Поздно вечером из кабинета вышли последние -- товарищ Лукин, командир отряда матросов, и Спрогис.

Юрасов крепко сжал руками разболевшиеся виски. Бесформенными клубами серого дыма расползались мысли, и попытка связать их причиняла страдания.

К окнам плотно прильнула ночь. С Волги потянуло прохладой.

Внизу, у подъезда, мягко постукивал мотор автомобиля и два ярко светящихся глаза рвали в куски ночную темь.

Дома тоскливо глянули пустыми глазами стены. Устало сел на венский поскрипывающий стул, вытянул ноги.

-- Эх, чайку бы попить.

Так не хотелось возиться с примусом. Спустился вниз к Берте.

-- Вы еще не спите, товарищ Берта?

-- Нет, нет, пожалуйста.

-- Чайку попьем?

-- Давайте попьем.

Синим огоньком вспыхнул бензин.
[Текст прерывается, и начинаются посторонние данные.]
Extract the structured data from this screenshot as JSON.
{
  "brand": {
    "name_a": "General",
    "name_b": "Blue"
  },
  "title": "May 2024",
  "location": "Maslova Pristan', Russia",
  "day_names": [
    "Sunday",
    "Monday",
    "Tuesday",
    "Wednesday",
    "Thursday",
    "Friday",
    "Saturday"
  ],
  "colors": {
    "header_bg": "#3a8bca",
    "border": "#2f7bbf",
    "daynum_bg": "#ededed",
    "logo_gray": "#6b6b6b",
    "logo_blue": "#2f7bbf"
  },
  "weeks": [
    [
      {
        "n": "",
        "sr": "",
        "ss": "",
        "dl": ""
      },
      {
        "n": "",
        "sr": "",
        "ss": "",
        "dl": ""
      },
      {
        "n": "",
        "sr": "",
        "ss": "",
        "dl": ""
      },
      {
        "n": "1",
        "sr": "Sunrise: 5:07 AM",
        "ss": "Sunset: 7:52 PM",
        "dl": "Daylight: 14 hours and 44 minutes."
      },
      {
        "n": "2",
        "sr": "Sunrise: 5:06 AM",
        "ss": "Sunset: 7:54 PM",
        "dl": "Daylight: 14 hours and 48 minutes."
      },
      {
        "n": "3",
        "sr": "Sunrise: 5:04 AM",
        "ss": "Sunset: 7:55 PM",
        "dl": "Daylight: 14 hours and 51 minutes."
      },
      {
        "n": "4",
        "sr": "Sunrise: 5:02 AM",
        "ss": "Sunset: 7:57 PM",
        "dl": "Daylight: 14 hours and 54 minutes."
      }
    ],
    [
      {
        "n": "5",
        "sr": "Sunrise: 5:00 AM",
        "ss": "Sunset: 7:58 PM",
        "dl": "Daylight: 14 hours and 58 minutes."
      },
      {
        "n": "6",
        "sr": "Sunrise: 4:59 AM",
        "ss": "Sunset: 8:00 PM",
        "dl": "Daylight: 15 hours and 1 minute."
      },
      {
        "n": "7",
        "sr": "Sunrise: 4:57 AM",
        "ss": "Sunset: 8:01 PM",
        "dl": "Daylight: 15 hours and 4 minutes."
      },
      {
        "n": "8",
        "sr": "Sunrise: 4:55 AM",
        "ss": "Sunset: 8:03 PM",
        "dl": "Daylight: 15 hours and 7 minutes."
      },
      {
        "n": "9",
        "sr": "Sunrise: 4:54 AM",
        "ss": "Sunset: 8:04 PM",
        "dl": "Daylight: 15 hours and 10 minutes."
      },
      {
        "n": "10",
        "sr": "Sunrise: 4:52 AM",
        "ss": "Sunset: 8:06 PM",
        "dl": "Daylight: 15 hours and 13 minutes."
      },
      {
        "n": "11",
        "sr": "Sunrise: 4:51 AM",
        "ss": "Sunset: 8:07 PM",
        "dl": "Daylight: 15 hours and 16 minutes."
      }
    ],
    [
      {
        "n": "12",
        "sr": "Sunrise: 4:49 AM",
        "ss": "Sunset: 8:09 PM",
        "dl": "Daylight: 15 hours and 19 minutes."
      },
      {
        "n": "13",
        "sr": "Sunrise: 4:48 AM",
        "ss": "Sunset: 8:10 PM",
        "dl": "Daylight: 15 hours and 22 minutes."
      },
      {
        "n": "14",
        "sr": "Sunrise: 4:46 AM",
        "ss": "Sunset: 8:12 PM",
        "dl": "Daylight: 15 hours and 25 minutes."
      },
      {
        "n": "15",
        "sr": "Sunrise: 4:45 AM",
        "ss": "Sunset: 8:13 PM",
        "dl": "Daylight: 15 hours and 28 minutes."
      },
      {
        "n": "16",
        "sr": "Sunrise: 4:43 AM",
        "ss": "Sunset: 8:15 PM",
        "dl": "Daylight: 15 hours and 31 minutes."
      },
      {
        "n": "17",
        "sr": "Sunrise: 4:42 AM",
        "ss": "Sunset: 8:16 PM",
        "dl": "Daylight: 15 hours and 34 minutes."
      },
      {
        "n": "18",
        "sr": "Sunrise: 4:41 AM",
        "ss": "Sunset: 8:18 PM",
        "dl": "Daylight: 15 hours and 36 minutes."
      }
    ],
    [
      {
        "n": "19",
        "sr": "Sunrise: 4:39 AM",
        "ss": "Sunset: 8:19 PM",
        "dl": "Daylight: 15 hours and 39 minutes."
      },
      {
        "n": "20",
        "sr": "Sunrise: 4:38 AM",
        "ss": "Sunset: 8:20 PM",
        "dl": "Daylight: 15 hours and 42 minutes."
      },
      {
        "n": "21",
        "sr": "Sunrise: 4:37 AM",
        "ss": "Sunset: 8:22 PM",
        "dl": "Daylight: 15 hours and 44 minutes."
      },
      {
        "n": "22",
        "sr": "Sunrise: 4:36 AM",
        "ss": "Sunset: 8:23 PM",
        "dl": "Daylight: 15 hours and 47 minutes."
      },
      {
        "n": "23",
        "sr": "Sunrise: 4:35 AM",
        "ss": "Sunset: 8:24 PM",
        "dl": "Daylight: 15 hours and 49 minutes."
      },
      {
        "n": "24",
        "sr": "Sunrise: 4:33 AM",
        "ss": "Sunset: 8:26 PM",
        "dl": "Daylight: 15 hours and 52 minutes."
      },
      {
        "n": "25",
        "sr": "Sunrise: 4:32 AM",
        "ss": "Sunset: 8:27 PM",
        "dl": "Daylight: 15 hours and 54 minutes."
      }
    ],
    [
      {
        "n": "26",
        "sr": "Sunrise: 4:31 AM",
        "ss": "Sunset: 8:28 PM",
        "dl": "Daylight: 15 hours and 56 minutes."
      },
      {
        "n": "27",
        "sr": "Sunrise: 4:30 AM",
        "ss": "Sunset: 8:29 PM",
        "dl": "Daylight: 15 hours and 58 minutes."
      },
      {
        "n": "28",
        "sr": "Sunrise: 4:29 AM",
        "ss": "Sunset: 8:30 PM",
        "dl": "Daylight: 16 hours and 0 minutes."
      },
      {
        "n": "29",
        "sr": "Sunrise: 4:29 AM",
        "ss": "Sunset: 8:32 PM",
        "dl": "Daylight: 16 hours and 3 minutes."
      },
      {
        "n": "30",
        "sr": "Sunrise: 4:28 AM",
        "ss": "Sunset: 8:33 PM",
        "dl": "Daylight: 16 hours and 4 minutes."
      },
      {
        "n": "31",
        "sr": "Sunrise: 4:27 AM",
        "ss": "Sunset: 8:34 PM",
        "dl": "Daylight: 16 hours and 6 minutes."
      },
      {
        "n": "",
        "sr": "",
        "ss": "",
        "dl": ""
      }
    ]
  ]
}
Примус глубоко вздохнул и загудел ровным убаюкивающим шумом. Юрасов устроился поудобнее в кресле, закурил трубку. Вот если закрыть глаза, то кажется, что шумит не примус, а льет за окном осенний надоедливый дождь, бежит ветер по вершинам старого темного леса. Глухо бьется о берег река, тоскливо звенит чайка над водой. Из далекого прошлого одно за другим всплывали воспоминания.

-- Вот и готово, -- говорит Берта.

Примус со вздохом гаснет.

Юрасов открыл глаза.

-- Сейчас отплывают матросы, завтра в восемь утра отходит поезд с латышским батальоном.

Берта зябко дрогнула плечами. Не поворачивая головы, спросила:

-- Завтра в восемь?

-- Да, завтра в восемь.

-- Я тоже пойду.

-- Куда?

-- С батальоном.

Мало вам работы в губкоме. Или жизнь надоела?

Ах, нет, Берта так любит жизнь. Жизнь так прекрасна, и можно ли упиться ею в двадцать три года. И работа нужна и интересна.